I hate to say it but there could be a whole lot in common between ASP and a least certain subtypes of "Borderline Personality Disorder".
Before I get into this subject though, first of all, I feel there's a real need here to point out that "manipulative" is not part of a diagnosis for BPD. Anyone who has worked with this population will find that it is precisely their lack of communicative skills, their inability to clearly express their intense, overwhelmingly inner emotional pain, that has made them seem "manipulative" in the past. However those who suffer from pure BPD generally lack the foresight and planning that true manipulation would entail. That said, very often those with BPD who are not autistic have an astonishing capacity for empathy whereas those with ASP generally have great difficulty in "putting themselves in someone else's shoes" - as hard as they try. (Which would also mean that they are not capable of "true manipulation" any more than someone with BPD, albeit for other reasons). Many BPD sufferers cannot shut out the suffering of others. One could say that they have no skin - they are constantly assailed by the emotions of others and cannot filter out other people's pain from their own.
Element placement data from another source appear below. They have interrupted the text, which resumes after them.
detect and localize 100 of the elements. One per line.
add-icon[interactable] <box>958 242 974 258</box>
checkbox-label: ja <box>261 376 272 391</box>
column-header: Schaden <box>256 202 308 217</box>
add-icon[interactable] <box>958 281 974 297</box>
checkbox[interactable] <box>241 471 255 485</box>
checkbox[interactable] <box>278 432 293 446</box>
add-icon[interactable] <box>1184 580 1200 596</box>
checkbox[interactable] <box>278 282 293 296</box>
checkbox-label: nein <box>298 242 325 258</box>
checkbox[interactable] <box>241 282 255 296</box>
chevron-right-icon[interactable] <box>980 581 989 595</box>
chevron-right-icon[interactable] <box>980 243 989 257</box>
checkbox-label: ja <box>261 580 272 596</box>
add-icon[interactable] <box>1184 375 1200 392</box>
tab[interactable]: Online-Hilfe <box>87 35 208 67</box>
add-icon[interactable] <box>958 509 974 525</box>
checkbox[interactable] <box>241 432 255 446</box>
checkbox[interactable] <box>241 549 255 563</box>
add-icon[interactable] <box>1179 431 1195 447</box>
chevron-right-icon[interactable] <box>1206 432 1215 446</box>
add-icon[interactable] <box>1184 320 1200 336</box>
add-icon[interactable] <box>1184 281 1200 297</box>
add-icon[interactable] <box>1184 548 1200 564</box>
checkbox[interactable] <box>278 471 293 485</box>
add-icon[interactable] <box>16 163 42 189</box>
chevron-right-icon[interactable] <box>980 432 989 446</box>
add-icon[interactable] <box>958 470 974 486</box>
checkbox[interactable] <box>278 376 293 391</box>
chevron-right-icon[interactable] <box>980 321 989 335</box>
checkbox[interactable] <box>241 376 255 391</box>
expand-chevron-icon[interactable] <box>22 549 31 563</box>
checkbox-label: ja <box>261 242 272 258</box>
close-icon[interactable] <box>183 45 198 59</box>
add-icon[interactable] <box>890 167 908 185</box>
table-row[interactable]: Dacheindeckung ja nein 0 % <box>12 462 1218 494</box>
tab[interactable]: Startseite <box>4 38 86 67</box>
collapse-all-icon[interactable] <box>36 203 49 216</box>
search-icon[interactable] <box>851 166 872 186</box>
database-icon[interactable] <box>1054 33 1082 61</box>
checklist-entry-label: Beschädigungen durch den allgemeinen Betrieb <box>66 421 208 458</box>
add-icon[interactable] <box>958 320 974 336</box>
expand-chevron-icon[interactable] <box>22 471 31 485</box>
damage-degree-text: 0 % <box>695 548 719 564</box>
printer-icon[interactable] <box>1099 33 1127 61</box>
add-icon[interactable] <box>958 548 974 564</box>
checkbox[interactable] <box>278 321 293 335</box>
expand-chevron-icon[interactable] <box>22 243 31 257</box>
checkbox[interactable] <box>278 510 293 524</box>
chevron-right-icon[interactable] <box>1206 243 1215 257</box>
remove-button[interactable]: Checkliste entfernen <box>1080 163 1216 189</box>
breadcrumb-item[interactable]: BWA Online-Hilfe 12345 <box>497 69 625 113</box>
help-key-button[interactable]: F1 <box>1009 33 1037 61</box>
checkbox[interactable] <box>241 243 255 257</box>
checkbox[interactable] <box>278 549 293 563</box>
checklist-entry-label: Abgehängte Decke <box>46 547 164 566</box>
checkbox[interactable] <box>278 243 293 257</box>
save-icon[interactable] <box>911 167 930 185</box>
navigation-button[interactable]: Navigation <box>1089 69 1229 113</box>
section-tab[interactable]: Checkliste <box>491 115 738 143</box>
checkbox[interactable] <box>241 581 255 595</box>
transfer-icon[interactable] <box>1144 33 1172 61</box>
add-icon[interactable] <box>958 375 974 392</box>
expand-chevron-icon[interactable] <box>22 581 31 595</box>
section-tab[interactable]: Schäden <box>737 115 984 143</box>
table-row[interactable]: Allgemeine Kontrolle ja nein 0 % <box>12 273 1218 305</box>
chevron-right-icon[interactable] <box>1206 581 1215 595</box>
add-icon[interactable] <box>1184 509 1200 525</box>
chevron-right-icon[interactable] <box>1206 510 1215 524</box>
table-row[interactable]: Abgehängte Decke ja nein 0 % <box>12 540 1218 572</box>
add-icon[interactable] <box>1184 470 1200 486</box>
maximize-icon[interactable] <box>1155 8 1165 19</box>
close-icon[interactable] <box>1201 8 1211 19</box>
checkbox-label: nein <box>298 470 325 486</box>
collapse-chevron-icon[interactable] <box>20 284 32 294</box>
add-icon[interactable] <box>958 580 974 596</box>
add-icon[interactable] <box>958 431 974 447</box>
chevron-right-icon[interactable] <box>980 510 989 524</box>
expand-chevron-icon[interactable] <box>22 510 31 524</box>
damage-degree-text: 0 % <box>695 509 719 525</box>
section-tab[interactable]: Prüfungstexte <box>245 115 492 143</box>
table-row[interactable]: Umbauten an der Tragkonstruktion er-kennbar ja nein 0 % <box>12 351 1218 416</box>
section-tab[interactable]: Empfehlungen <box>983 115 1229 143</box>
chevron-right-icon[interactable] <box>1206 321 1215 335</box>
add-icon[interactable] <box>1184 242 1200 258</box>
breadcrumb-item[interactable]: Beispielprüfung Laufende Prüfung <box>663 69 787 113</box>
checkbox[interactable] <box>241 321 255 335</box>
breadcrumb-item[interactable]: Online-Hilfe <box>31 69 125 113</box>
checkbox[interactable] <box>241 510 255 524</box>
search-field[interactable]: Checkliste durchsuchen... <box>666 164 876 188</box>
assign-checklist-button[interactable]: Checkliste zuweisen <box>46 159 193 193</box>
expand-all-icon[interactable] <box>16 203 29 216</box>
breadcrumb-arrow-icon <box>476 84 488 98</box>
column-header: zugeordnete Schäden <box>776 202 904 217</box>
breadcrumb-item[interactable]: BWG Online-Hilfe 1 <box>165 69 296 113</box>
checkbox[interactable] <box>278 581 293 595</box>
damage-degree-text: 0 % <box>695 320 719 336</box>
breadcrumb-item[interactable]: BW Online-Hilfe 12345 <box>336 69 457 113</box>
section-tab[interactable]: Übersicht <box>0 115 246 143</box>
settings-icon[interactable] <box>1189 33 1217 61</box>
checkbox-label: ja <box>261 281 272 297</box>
This alone drives many of them to isolate themselves over the years.
The DSM description of this disorder mixes all kinds of states with traits and does not achieve a coherent description of one kind of personality. It is becoming more and more clear that there are many subtypes finding their way to this diagnosis. Perhaps the most important subtype for this conversation is the "internalizing dysregulated borderline". These are people in intense emotional pain, mired in negative feelings, most often dysthymic, who do not think in black and white, but who spiral down into prolonged periods of anguish, fear, guilt, shame, etc. (intense dysphoric states), tend towards major (melancholic) depressions, are mostly introverted and are very far from the stereotypes of this disorder as reflected in these posts. They are almost invisible, as they had great difficulty in expressing any feelings of anger whatsoever - turning anger against themselves repeatedly - they may be masochistic and very SELF-destructive, undermining all their chances for real achievement.
This subtype is most likely to be classified "fearful-avoidant" as far as attachment goes. They are the most likely to spend years of their life "dissociated" - i.e. numbed out, feeling little or nothing, barely "alive" emotionally. They often have the similar stories of peri-natal traumas found in many bios of those more clearly in the "autistic spectrum". They often present with speech difficulties and feel cut off from contact with others just like those with ASP. It is very likely that many people with very difficult childhoods and adolescences suffering from ASP are unfortunate enough to also fall into this subtype of BPD.
Over half of those suffering from BPD are not related to the impulsive-histrionic spectrum of this disorder, but rather to the "emotional dysregulation"- dysphoric spectrum. There is more and more speculation as to the possibility that these are even two separate disorders.
Emotional dysregulation also includes the lack of nuanced emotions - one can swing from feeling nothing at all to writhing under intense feelings of self-loathing, guilt, shame, etc. in a flash, but hardly with anything in between. It is thought that the HPA axis is damaged - their nervous system in on red alert, and insomnia is rampant among these people.
It is quite possible that in these individuals BPD is a kind of childhood PTSD, possibly with roots in the first days/weeks of one's life, which would make it a developmental disorder, and link it to other developmental disorders such as found in the entire autistic spectrum. BPD and ASP are both disorders of the SELF. It is this sense of self that is so hard to obtain for individuals on the autistic spectrum and so hard to maintain for those who we call "borderline" (for lack of a better word). One can say that without a firm sense of self, one cannot have more than a vacillating sense of others...
It's time to stop thinking of BPD as a kind of personality, all the research points to problems with emotional processing in some, with impulse problems in others, with both in still others and as BPD makes it's way slowly and surely to AXis I (as did autistic disorders before it), it will become more and more evident that even those with ASP can also suffer the hell of being "borderline". Once we stop using BPD as a lame adjective for difficult or unlikable people, we will finally realize to what a degree all kinds of (good, caring, sensitive) souls may have this disorder, even those with ASP. The "quiet" ASP who also struggles with the nightmare of this inner pain merits the same compassion and attention as that of more "extroverted borderlines".